BVerfG, Beschluss vom 31.05.2022 - Aktenzeichen 1 BvR 564/21

DRsp Nr. 2022/9588

Verfassungsbeschwerde gegen sozialgerichtliche Kostengrundentscheidung i.R.d. Gebots der Rechtswegerschöpfung

Tenor

Die Verfassungsbeschwerde wird nicht zur Entscheidung angenommen.

Normenkette:

BVerfGG § 90 Abs. 2 ;

[Gründe]

1. Die Verfassungsbeschwerde wendet sich gegen eine unanfechtbare Kostengrundentscheidung des Sozialgerichts. Diese erging nach Erledigung eines Klageverfahrens wegen Untätigkeit der Behörde. Wie sich aus der hinzugezogenen Akte des Ausgangsverfahrens ergibt, hatte die Behörde im gerichtlichen Verfahren nach Erlass des Bescheids ein Kostengrundanerkenntnis abgegeben, das der Beschwerdeführer annahm. Später beantragte er vor dem Sozialgericht, über die Kosten des Verfahrens zu entscheiden. Aus der hinzugezogenen Akte des Ausgangsverfahrens ergibt sich, dass die Behörde auf diesen Antrag hin darauf hinwies, dass ihr ein Kostenfestsetzungsantrag zu dem Verfahren nicht bekannt sei. Das Sozialgericht entschied, dass die beklagte Behörde 50 Prozent der notwendigen außergerichtlichen Kosten des Beschwerdeführers zu tragen habe. Es verwies auf eine Klagehäufung wegen weiterer Untätigkeitsklagen. Dort seien bereits im angemessenen Umfang Kosten angewiesen worden. Eine vollständige Kostentragung erscheine im vorliegenden Verfahren unbillig.

Der Beschwerdeführer sieht darin eine Verletzung des Willkürverbots aus Art. 3 Abs. 1 GG . Die Behörde könne - soweit alle Gründe für eine volle Kostentragung vorlägen - nicht und auch nicht teilweise von ihrer Kostentragungspflicht befreit werden, nur weil sie in anderen Gerichtsverfahren bereits Zahlungen angewiesen habe.

2. Die Verfassungsbeschwerde wurde zugestellt. Der Senatsverwaltung für Justiz, Verbraucherschutz und Antidiskriminierung des Landes Berlin wurde Gelegenheit zur Stellungnahme gegeben. Die Akte des Ausgangsverfahrens lag vor.

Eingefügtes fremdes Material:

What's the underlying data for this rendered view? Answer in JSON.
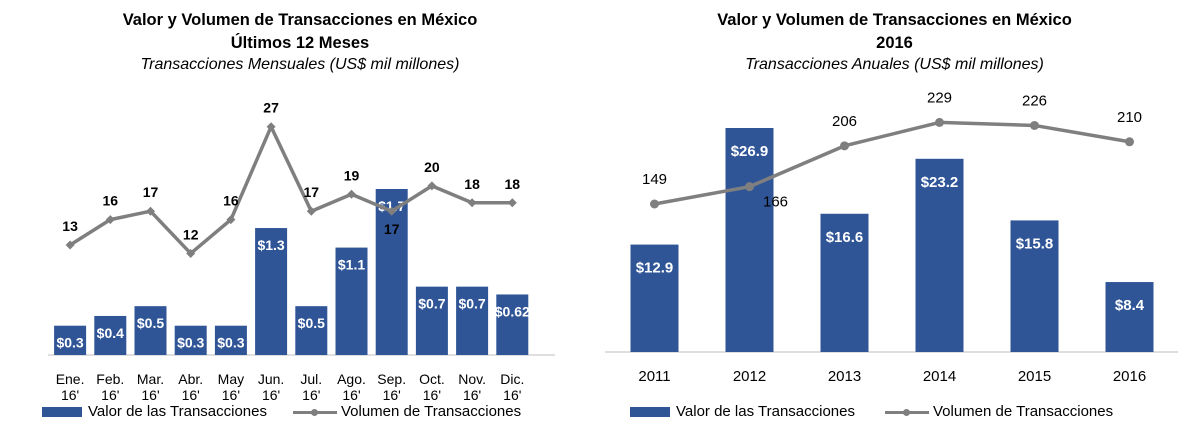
{
  "colors": {
    "bar": "#2f5597",
    "line": "#7f7f7f",
    "axis": "#bfbfbf"
  },
  "left": {
    "title": "Valor y Volumen de Transacciones en México",
    "title2": "Últimos 12 Meses",
    "subtitle": "Transacciones Mensuales (US$ mil millones)",
    "legend_bar": "Valor de las Transacciones",
    "legend_line": "Volumen de Transacciones"
  },
  "right": {
    "title": "Valor y Volumen de Transacciones en México",
    "title2": "2016",
    "subtitle": "Transacciones Anuales (US$ mil millones)",
    "legend_bar": "Valor de las Transacciones",
    "legend_line": "Volumen de Transacciones"
  },
  "chart_data": [
    {
      "type": "bar+line",
      "title": "Valor y Volumen de Transacciones en México",
      "subtitle": "Últimos 12 Meses — Transacciones Mensuales (US$ mil millones)",
      "categories": [
        [
          "Ene.",
          "16'"
        ],
        [
          "Feb.",
          "16'"
        ],
        [
          "Mar.",
          "16'"
        ],
        [
          "Abr.",
          "16'"
        ],
        [
          "May",
          "16'"
        ],
        [
          "Jun.",
          "16'"
        ],
        [
          "Jul.",
          "16'"
        ],
        [
          "Ago.",
          "16'"
        ],
        [
          "Sep.",
          "16'"
        ],
        [
          "Oct.",
          "16'"
        ],
        [
          "Nov.",
          "16'"
        ],
        [
          "Dic.",
          "16'"
        ]
      ],
      "series": [
        {
          "name": "Valor de las Transacciones",
          "type": "bar",
          "values": [
            0.3,
            0.4,
            0.5,
            0.3,
            0.3,
            1.3,
            0.5,
            1.1,
            1.7,
            0.7,
            0.7,
            0.62
          ],
          "labels": [
            "$0.3",
            "$0.4",
            "$0.5",
            "$0.3",
            "$0.3",
            "$1.3",
            "$0.5",
            "$1.1",
            "$1.7",
            "$0.7",
            "$0.7",
            "$0.62"
          ]
        },
        {
          "name": "Volumen de Transacciones",
          "type": "line",
          "values": [
            13,
            16,
            17,
            12,
            16,
            27,
            17,
            19,
            17,
            20,
            18,
            18
          ]
        }
      ],
      "legend": "bottom"
    },
    {
      "type": "bar+line",
      "title": "Valor y Volumen de Transacciones en México",
      "subtitle": "2016 — Transacciones Anuales (US$ mil millones)",
      "categories": [
        "2011",
        "2012",
        "2013",
        "2014",
        "2015",
        "2016"
      ],
      "series": [
        {
          "name": "Valor de las Transacciones",
          "type": "bar",
          "values": [
            12.9,
            26.9,
            16.6,
            23.2,
            15.8,
            8.4
          ],
          "labels": [
            "$12.9",
            "$26.9",
            "$16.6",
            "$23.2",
            "$15.8",
            "$8.4"
          ]
        },
        {
          "name": "Volumen de Transacciones",
          "type": "line",
          "values": [
            149,
            166,
            206,
            229,
            226,
            210
          ]
        }
      ],
      "legend": "bottom"
    }
  ]
}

3. Die Verfassungsbeschwerde ist nicht zur Entscheidung anzunehmen. Annahmegründe im Sinne von § 93a Abs. 2 BVerfGG liegen nicht vor. Der Verfassungsbeschwerde kommt keine grundsätzliche verfassungsrechtliche Bedeutung zu, denn die von ihr aufgeworfenen Fragen sind in der verfassungsgerichtlichen Rechtsprechung geklärt (vgl. zum Willkürverbot etwa BVerfGE 83, 82 <84>; 86, 59 <62 f.>; 87, 273 <278 f.>; 89, 1 <13 f.>; 96, 189 <203>; dazu auch BVerfG, Beschluss der 3. Kammer des Ersten Senats vom 5. Mai 2020 - 1 BvR 1468/18 -; stRspr). Sie ist auch nicht zur Durchsetzung der in § 90 Abs. 1 BVerfGG genannten Rechte angezeigt. Sie ist unzulässig und hat daher keine Aussicht auf Erfolg.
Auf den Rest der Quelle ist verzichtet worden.